How do code reviews improve software quality?

Code review is a collective practice that raises software quality by surfacing defects, aligning implementation with architectural intent, and spreading domain knowledge across a team. Early formal work by Michael Fagan at IBM demonstrated that structured inspections could find latent faults before testing, establishing defect detection as a core benefit. Contemporary empirical research by Alberto Bacchelli at University of Zurich and Christian Bird at Microsoft Research clarifies how informal, tool-supported reviews used in modern development workflows achieve similar outcomes while fitting agile cycles.

Mechanisms of improvement

Reviews improve quality through several interacting mechanisms. First, reviewers catch logic errors, edge cases, and maintainability issues that automated tools miss, providing a human layer of critique. Second, reviews enable knowledge transfer: junior engineers learn coding conventions and architectural trade-offs from experienced peers, which increases team capability over time. Third, they enforce standards and documentation practices that make future changes safer and less error-prone. Fagan’s inspections emphasized the cost savings of finding faults early, and Bacchelli and Bird documented that modern reviews also reveal design-level concerns and nonfunctional risks. These benefits are enhanced by tooling such as continuous integration and inline review platforms, which reduce friction and allow comments to be tied directly to code context.

Causes and consequences

The causes behind review effectiveness include organizational culture, reviewer expertise, and process discipline. Teams that prioritize psychological safety and constructive feedback see higher participation and better outcomes, while punitive or performative cultures suppress candid critique and reduce value. Consequences of well-run reviews include fewer high-severity defects in production, clearer code ownership boundaries, and faster onboarding. However, reviews can also introduce latency, reviewer overload, and territorial disputes if not managed intentionally. Territoriality can be pronounced in distributed teams or cross-regional projects where local norms differ, making explicit guidelines and rotation of reviewers important to equitable knowledge distribution.

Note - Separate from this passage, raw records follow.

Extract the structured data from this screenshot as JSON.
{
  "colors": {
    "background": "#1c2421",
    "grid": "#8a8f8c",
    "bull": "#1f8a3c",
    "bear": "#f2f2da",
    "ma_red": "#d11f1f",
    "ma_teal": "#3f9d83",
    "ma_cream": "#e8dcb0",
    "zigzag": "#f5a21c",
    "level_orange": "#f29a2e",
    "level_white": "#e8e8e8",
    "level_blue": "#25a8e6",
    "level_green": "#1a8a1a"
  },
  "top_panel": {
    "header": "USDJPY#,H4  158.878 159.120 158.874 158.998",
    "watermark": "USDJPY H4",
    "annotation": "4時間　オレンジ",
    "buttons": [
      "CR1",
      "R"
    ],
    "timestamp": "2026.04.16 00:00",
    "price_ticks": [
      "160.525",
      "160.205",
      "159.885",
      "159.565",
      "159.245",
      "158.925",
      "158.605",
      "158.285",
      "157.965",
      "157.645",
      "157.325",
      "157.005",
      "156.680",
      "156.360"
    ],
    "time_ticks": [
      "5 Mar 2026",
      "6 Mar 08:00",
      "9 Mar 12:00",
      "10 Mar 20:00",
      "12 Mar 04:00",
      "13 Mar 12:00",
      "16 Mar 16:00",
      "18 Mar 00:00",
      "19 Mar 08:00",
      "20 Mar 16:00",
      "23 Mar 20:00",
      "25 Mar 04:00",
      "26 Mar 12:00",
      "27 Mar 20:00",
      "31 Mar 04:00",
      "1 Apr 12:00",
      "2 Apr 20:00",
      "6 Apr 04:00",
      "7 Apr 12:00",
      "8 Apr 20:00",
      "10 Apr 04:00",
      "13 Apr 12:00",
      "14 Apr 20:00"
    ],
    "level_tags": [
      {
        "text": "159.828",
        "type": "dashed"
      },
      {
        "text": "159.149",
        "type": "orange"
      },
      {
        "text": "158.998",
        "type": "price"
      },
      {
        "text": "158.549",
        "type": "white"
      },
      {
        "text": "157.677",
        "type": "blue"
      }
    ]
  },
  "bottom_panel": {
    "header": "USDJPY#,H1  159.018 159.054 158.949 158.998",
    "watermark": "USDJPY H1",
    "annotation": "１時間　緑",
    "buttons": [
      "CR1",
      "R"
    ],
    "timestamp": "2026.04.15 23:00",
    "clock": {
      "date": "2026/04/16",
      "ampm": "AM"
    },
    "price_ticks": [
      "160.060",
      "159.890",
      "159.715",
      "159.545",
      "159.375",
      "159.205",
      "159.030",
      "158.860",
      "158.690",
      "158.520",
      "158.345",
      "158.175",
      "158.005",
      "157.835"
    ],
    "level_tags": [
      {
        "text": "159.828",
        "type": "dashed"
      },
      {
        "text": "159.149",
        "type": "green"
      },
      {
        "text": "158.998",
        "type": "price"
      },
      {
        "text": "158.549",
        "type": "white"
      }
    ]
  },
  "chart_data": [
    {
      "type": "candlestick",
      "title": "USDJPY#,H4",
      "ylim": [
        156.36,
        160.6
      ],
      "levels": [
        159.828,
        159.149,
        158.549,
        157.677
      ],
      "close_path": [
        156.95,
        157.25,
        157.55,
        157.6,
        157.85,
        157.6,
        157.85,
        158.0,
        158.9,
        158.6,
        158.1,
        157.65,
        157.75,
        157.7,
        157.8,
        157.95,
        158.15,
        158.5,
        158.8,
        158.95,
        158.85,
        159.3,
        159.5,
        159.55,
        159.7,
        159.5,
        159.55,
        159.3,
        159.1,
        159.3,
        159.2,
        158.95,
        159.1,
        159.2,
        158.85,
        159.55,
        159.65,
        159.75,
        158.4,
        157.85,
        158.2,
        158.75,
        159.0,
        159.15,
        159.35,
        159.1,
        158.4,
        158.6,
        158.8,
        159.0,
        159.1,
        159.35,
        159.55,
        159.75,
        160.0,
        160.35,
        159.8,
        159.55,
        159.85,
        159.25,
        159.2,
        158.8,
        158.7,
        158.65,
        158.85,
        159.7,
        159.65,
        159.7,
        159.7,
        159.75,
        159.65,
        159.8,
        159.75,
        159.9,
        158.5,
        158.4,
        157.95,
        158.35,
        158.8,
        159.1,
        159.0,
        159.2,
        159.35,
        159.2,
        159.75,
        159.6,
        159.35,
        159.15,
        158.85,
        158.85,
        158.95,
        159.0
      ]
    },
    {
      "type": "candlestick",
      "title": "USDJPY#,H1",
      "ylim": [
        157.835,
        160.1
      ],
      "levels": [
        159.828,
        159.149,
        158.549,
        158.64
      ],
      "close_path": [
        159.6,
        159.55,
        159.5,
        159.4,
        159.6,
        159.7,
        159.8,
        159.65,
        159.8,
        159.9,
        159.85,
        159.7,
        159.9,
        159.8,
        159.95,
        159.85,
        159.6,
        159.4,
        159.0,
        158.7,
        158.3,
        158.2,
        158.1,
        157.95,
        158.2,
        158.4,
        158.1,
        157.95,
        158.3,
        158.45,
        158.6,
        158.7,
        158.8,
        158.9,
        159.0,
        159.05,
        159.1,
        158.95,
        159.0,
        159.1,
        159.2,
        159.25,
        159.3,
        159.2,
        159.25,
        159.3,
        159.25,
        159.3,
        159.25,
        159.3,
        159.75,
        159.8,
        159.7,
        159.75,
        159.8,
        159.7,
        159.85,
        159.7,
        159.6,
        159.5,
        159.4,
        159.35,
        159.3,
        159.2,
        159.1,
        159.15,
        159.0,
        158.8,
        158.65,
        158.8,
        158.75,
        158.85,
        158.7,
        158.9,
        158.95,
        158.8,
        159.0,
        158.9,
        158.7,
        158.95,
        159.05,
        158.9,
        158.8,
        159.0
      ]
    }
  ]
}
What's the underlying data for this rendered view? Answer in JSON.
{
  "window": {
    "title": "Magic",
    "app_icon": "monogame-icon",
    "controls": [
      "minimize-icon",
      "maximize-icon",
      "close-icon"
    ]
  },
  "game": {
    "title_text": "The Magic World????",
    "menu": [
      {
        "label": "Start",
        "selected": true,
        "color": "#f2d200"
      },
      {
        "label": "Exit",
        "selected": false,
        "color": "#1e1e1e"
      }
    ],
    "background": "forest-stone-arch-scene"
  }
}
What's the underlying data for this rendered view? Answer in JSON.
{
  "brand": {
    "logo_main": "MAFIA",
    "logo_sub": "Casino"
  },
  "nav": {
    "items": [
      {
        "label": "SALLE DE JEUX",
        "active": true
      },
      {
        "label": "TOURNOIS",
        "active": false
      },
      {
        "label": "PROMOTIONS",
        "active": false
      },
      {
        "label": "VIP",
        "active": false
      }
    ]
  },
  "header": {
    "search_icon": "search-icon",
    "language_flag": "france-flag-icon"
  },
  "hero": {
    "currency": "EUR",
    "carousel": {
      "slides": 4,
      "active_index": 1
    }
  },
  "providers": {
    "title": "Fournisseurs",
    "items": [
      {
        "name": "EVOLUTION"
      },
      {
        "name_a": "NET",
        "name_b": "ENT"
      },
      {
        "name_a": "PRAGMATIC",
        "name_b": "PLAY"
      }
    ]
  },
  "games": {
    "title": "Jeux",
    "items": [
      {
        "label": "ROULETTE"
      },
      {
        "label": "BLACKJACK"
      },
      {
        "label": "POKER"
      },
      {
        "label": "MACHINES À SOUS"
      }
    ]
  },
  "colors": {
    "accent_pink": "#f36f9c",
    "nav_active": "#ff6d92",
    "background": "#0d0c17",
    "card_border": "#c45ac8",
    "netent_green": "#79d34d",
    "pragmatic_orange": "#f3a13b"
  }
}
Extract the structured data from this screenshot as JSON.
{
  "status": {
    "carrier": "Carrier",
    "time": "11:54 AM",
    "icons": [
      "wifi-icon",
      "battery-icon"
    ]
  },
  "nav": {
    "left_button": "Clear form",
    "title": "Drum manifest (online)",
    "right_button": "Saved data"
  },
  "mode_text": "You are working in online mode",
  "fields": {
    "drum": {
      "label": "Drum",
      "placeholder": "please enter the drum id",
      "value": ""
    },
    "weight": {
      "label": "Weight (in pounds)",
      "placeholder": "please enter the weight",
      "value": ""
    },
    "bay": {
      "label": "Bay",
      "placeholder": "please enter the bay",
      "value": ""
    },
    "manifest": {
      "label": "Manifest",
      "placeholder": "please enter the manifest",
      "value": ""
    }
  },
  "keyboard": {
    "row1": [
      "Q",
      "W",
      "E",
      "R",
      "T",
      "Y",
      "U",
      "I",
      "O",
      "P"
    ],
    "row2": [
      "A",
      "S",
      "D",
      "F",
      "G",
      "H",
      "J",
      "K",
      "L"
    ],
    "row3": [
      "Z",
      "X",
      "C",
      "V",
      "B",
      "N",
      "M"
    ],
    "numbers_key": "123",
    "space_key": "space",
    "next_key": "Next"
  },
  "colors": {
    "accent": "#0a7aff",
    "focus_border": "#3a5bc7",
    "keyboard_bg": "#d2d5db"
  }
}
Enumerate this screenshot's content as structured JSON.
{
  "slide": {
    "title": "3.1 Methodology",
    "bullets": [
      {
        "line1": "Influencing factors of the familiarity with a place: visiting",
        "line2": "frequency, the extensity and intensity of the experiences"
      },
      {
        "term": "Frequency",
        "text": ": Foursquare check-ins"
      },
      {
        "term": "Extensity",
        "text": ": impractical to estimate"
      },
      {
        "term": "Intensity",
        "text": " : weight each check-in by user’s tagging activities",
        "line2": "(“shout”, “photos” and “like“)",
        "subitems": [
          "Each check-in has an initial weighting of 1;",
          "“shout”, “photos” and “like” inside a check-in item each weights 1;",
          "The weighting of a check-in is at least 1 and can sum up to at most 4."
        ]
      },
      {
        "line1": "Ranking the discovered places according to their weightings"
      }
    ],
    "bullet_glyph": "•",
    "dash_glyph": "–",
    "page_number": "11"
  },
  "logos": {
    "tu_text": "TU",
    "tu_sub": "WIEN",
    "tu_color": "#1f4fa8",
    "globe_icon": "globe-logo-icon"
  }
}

Designing reviews to maximize quality means combining human judgment with automation, calibrating review scope, and fostering a learning culture. Empirical backing from IBM’s historical inspection work and studies by researchers at University of Zurich and Microsoft Research supports the role of code review as a scalable quality practice when aligned with organizational values and effective tooling. In practice, sustained investment in reviewer training and process clarity produces the most reliable improvements in software quality.